As oito horas de trabalho passaram mais rápido do que o normal e ele não queria ir para casa . Ir para casa implicaria em ficar sozinho, e ele não queria tentar-se a remover a fita adesiva de seu olho. Lá se foi ele para casa. Resolveu caminhar até a próxima estação de metrô.
A vida é fria quando não se tem alguém ao lado. Rodrigo não teve ninguém a não ser sua mãe que passou boa parte da vida doente e reclamando do seu pé que a cada ano ficava mais inchado. Sua morte fora um alívio para Rodrigo, mas no fundo ele sentia falta dela.
Abriu a porta de casa e deparou-se com o silêncio. Pensou em ligar para seu primo, mas desistiu. Sentia-se covarde, impotente. Não entendia por que aquilo estava acontecendo com ele. O que aquilo significava? Chorou sentado em seu sofá. Foi até o banheiro, enxugou as lágrimas e removeu a fita adesiva. Sua visão estava um pouco embaçada devido às longas horas que a fita pressionou seu olho, e então, voltando ao normal, viu-se encarando a si mesmo. Gritou:
– ONDE ESTÁ VOCÊ, SEU FILHO DA PUTA?
Olhou em volta e nada. Tudo estava em seu respectivo lugar. Somente ele e seu apartamento. Caminhou até seu quarto e sentou-se na cama. Ele estava louco, aquilo não havia acontecido, seu olho estava normal. Acalmou-se um pouco e começou a despir-se para pôr sua roupa de dormir. Enquanto desabotoava sua camisa, ele notou um movimento estranho embaixo de sua cama. Abaixou-se. Lá estava.
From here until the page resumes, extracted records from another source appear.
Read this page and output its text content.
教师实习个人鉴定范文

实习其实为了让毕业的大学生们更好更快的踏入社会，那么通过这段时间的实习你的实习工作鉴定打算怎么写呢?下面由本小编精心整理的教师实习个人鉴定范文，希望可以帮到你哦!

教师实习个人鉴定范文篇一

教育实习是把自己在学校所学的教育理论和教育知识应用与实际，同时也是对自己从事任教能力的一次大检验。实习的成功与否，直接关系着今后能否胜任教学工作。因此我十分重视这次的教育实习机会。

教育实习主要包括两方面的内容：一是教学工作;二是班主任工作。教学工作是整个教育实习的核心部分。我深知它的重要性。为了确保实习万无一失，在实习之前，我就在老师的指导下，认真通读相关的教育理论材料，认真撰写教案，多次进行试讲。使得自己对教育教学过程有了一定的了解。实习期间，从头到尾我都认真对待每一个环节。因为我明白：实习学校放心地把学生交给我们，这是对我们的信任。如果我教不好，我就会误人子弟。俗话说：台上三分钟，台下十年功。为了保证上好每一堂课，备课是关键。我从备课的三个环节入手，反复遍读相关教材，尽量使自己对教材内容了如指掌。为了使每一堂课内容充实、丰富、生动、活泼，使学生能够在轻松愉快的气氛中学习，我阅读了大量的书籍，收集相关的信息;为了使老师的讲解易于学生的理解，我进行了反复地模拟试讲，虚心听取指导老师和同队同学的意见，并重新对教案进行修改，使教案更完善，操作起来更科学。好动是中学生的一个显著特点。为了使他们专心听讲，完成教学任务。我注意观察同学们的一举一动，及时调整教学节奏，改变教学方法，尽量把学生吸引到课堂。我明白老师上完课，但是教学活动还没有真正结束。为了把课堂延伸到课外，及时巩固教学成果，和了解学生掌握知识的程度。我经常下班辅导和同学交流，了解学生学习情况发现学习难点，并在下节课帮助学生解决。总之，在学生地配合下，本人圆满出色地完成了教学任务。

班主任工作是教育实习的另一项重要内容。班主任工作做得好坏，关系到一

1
Deitada em posição fetal, jazia uma mulher gorda e muito branca. Estava nua. Seus olhos eram vermelhos e ela não possuía cabelos. Rodrigo sentiu o sangue coagular. Rodrigo podia ver os poros da pele da mulher que eram muitas vezes maiores do que os nossos. As veias dela também eram muito visíveis. Suas unhas eram amareladas e muito curtas como se ela as comesse constantemente. Ela não possuía lábios. Nem nariz, a não ser por dois furos. Rodrigo continuou olhando, passou o olhar pelas pernas gordas e cheias de estrias da mulher, até que chegou aos pés. O esquerdo era enorme. Parecia feito de borracha. Inchado e vermelho. Um nó parou na garganta de Rodrigo. Ele levantou-se correndo e se trancou no banheiro:
– SUA VAGABUNDA! NOJENTA!
Gritava e chorava desesperadamente enquanto amaldiçoava seu demônio, que era nada mais nada menos do que sua mãe. A mulher doente que tornara sua vida infeliz.
Rodrigo abriu todas as gavetas do armário do banheiro até que achou uma tesoura. Com as mãos tremendo, respirou fundo e com toda a força existente em seu corpo enfiou a tesoura pela parte de cima de seu olho. Ignorou a dor. Continuou cavoucando enquanto o sangue jorrava. Estava se divertindo, estava orgulhoso. Continuava fazendo pressão para que o olho saltasse, e finalmente, lá estava ele : o olho esquerdo , o olho amaldiçoado na pia do banheiro . Pegou uma toalha de mão e amarrou-a em torno do olho. O sangue espalhava-se. Pegou seu celular e ligou para o Pronto-socorro.
Cheiro hospitalar familiar. Rodrigo estava seguro. Abriu seu único olho restante e notou algumas flores deixadas em cima de uma mesa. Alcançou algumas e leu os cartões. Eram de amigos do trabalho, mas uma em especial chamou sua atenção por estar em um envelope tão vagabundo . Um envelope pequeno e muito sujo, como se o tivessem pegado da sarjeta. As seguintes palavras estavam escritas:
NÃO É PORQUE VOCÊ NÃO ME VÊ QUE NÃO ESTOU AQUI.
Rodrigo soltou um grito de angustia enquanto puxou com força o tubo de soro dos seus braços, arrebentando algumas veias enquanto embaixo de sua cama um pé crescia cada dia mais.